4.     Using our gardens to encourage artistic creativity in its various forms; garden sculpture, poetry, performance, physical art;

5.     Learning about the use of plants and flowers from our gardens for medicinal and therapeutic purposes and using that knowledge to keep well;

6.     Donating yew clippings to Cancer charities so that they can be used in the manufacture of chemotherapy drugs;

7.     Planting mindfully, to ensure bio-diversity and support creatures great and small.

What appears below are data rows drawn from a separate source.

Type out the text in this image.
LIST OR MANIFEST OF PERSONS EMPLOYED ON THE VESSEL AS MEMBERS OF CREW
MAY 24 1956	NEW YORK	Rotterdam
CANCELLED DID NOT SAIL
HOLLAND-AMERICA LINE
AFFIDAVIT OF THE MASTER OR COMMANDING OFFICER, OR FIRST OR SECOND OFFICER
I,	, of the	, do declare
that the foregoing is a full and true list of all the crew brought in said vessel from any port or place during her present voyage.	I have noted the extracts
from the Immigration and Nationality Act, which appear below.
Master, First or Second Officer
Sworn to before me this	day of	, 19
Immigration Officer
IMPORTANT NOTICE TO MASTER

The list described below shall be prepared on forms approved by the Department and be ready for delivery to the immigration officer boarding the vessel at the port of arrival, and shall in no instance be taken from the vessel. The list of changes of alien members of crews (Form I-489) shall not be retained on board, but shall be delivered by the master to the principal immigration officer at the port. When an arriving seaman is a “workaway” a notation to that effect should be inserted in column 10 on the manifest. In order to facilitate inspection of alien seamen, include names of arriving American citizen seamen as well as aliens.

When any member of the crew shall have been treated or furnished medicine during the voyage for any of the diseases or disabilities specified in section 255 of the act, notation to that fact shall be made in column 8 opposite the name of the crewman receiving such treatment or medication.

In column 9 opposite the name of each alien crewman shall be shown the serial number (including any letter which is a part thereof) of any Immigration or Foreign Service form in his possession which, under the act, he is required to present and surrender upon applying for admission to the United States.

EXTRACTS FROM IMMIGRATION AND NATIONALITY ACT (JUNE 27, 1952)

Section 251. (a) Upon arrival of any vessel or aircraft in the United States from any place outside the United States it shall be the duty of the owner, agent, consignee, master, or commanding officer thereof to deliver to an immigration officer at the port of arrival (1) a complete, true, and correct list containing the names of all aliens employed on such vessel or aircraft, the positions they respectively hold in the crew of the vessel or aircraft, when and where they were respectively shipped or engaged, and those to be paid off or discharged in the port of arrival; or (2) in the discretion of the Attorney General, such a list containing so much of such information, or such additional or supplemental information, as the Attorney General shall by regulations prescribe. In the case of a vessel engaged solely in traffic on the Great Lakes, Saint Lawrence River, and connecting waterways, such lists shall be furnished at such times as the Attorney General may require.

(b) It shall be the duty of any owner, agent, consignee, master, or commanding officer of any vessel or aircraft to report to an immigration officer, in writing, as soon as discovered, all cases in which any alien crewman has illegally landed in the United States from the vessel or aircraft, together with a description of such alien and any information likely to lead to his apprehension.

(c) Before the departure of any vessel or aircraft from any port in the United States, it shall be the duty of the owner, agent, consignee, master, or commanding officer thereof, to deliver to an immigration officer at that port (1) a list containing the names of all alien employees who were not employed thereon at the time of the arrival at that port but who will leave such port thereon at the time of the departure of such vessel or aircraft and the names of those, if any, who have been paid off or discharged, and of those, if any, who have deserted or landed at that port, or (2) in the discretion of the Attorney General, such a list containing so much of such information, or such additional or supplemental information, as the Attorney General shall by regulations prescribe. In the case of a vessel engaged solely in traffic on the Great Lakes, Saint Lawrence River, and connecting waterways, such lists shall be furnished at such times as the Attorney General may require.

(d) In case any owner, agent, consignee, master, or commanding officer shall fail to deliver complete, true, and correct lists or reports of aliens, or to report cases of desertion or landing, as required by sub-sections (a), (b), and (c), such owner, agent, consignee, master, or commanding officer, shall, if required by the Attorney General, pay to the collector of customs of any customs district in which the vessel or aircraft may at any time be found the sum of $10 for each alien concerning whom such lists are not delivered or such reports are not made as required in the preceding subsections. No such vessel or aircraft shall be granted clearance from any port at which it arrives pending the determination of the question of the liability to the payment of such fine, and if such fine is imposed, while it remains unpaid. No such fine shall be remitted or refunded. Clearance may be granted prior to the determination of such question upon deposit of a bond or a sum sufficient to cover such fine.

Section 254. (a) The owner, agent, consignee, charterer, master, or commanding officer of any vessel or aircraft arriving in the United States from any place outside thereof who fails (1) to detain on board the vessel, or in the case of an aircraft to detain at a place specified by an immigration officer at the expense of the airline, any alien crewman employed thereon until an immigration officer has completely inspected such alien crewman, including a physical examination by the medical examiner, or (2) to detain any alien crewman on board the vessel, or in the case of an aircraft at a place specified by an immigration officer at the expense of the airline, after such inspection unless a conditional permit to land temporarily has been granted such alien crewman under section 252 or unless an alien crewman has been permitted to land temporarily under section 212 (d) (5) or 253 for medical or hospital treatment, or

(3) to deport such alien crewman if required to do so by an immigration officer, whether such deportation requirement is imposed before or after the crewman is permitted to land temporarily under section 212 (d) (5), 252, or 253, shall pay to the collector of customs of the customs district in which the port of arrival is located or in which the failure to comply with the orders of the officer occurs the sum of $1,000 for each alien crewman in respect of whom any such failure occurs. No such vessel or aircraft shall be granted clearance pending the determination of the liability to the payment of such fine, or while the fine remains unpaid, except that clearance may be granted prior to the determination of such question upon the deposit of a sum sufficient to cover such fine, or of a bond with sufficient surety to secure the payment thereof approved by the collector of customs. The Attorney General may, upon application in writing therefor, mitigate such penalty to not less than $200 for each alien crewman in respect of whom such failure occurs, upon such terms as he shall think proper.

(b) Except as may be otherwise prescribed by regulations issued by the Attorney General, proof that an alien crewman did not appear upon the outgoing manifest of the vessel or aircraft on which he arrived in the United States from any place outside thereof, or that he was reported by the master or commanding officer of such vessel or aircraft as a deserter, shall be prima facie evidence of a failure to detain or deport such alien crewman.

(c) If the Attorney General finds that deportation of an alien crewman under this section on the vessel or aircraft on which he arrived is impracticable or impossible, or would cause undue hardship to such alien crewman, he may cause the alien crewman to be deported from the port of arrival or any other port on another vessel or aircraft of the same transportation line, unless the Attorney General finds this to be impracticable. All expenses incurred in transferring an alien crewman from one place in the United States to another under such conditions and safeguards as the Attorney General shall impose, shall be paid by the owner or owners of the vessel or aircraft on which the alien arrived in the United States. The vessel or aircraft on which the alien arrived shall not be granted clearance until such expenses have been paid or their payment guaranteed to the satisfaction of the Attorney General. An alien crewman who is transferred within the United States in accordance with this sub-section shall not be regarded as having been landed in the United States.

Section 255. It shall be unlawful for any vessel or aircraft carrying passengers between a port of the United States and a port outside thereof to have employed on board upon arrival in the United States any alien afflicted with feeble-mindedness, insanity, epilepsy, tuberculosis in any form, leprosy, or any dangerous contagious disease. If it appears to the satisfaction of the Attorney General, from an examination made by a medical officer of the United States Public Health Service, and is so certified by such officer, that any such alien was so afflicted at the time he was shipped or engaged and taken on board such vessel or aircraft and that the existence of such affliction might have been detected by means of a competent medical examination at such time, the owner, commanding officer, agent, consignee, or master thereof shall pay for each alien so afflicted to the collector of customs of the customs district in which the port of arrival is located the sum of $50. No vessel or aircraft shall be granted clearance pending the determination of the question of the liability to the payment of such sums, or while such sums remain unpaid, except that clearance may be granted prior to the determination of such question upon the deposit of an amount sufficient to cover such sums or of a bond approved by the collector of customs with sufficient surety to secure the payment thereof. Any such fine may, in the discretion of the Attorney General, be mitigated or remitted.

8.     Creating garden habitats suitable for different wildlife; birdboxes, bug-hotels, log piles…;

9.     Taking inspiration and materials from the garden to craft and in the process rediscover often-forgotten skills;

10.   Growing our own fruits and vegetables organically and appreciating each plateful our gardens provide;

11.  Creating a herb garden to add flavour and freshness to life;

12.  Composting!  Converting all our waste food into organic nutrition for our gardens;

13.  Harvesting our Autumn bounty and alchemising this into jams, jellies, pies, syrups, chutneys that we can enjoy, or gift, or sell to fundraise;

14.  Germinating plants, nurturing seedlings and taking cuttings and arranging a plant sale to raise funds for causes we care about;

15.  Keeping physically fit through gardening;

16.  Harvesting rainwater to water pots, greenhouses and veg patches;

17.  Sharing our knowledge of gardening with others by arranging garden experience days, giving talks to local groups or blogging;

18.  Using our gardens to teach children about nature, about the cycles of life, about where food comes from;

19.  Bringing nature into our homes for seasonal decoration with cut flowers and foliage, pinecones, seed-heads, berries;

20.  And finally, just being in our gardens, breathing in nature, clearing our heads of thought and allowing our minds to rest.

Maybe you can think of other examples (and I’d love it if you’d share these with me)…but as a start point, the list of twenty above gives me real cause for optimism that Garden4Good is something many of us already embrace.  Let’s see if we can grow this movement!

And in this remember – “the smallest action is better than the greatest intention.”